Surface and subsurface properties have a significant influence on service life and application behavior of high-performance components. How surface and subsurface properties change under variation of the ambient atmosphere has not been investigated so far. Therefore, in the present work, shafts made of Ti–6Al–4V are investigated under variation of the machining atmosphere (air and XHV-adequate) with respect to chip formation, surface topography and residual stresses.

Chip formation is significantly influenced by the cutting atmosphere. Here, machining in an oxygen-free atmosphere leads to an increase in chip thickness. At a cutting speed of vc = 60 m/min, irregular chip formation is noticed for the investigated titanium alloy. Hence, a significant difference in terms of chip formation depending on the ambient atmosphere is evident. Further research is needed to understand the mechanisms underlying the observed effects. In further studies this is to be investigated in more detail.

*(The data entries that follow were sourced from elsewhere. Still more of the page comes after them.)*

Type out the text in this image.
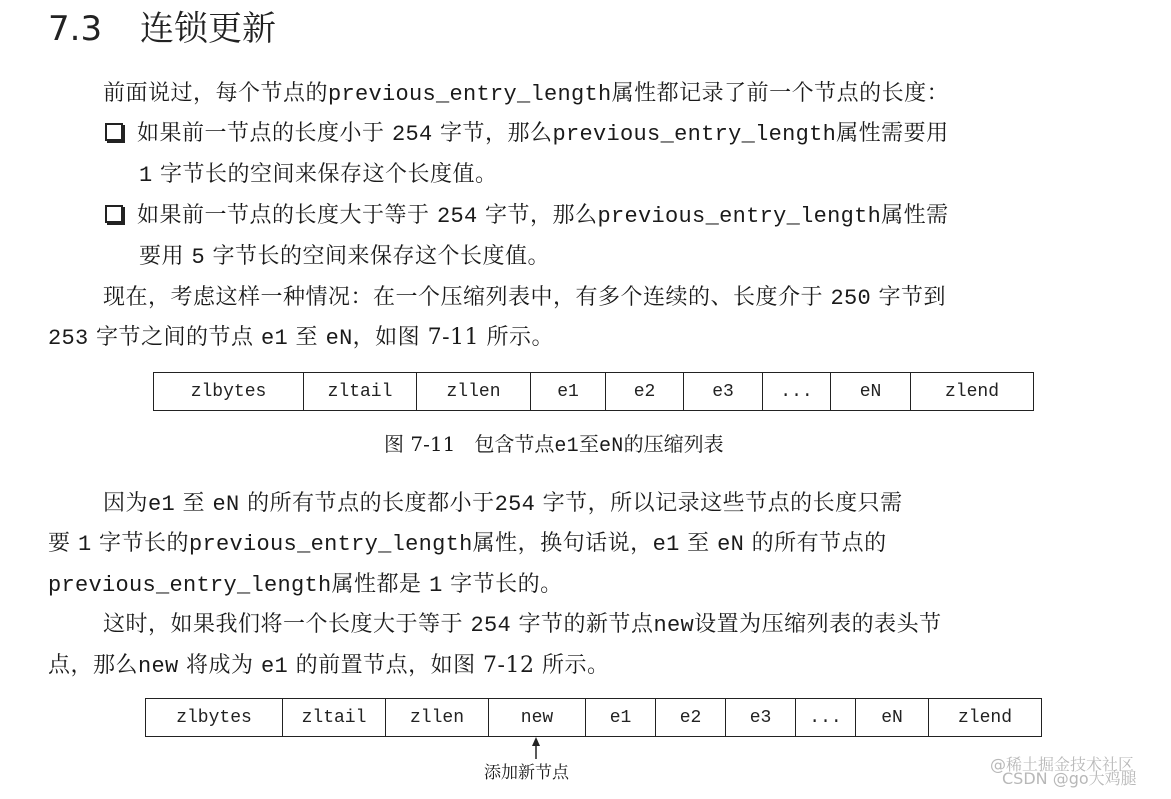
7.3 连锁更新
前面说过，每个节点的previous_entry_length属性都记录了前一个节点的长度：
如果前一节点的长度小于 254 字节，那么previous_entry_length属性需要用
1 字节长的空间来保存这个长度值。
如果前一节点的长度大于等于 254 字节，那么previous_entry_length属性需
要用 5 字节长的空间来保存这个长度值。
现在，考虑这样一种情况：在一个压缩列表中，有多个连续的、长度介于 250 字节到
253 字节之间的节点 e1 至 eN，如图 7-11 所示。
zlbytes	zltail	zllen	e1	e2	e3	...	eN	zlend
图 7-11 包含节点e1至eN的压缩列表
因为e1 至 eN 的所有节点的长度都小于254 字节，所以记录这些节点的长度只需
要 1 字节长的previous_entry_length属性，换句话说，e1 至 eN 的所有节点的
previous_entry_length属性都是 1 字节长的。
这时，如果我们将一个长度大于等于 254 字节的新节点new设置为压缩列表的表头节
点，那么new 将成为 e1 的前置节点，如图 7-12 所示。
zlbytes	zltail	zllen	new	e1	e2	e3	...	eN	zlend
添加新节点	@稀土掘金技术社区
CSDN @go大鸡腿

A change in chip formation leads to a change in surface topography as well as residual stresses. In particular, the stochastic part of the surface topography is influenced by the ambient atmosphere. The peak area increases significantly under XHV-adequate atmosphere. This can be seen in the Abbott-curve. Differences can also be seen in surface residual stresses as a function of the ambient atmosphere.

In future investigations, the specimens produced under air and oxygen-free conditions will be examined in rotating bending tests with regard to fatigue life in dependency of the cutting atmosphere.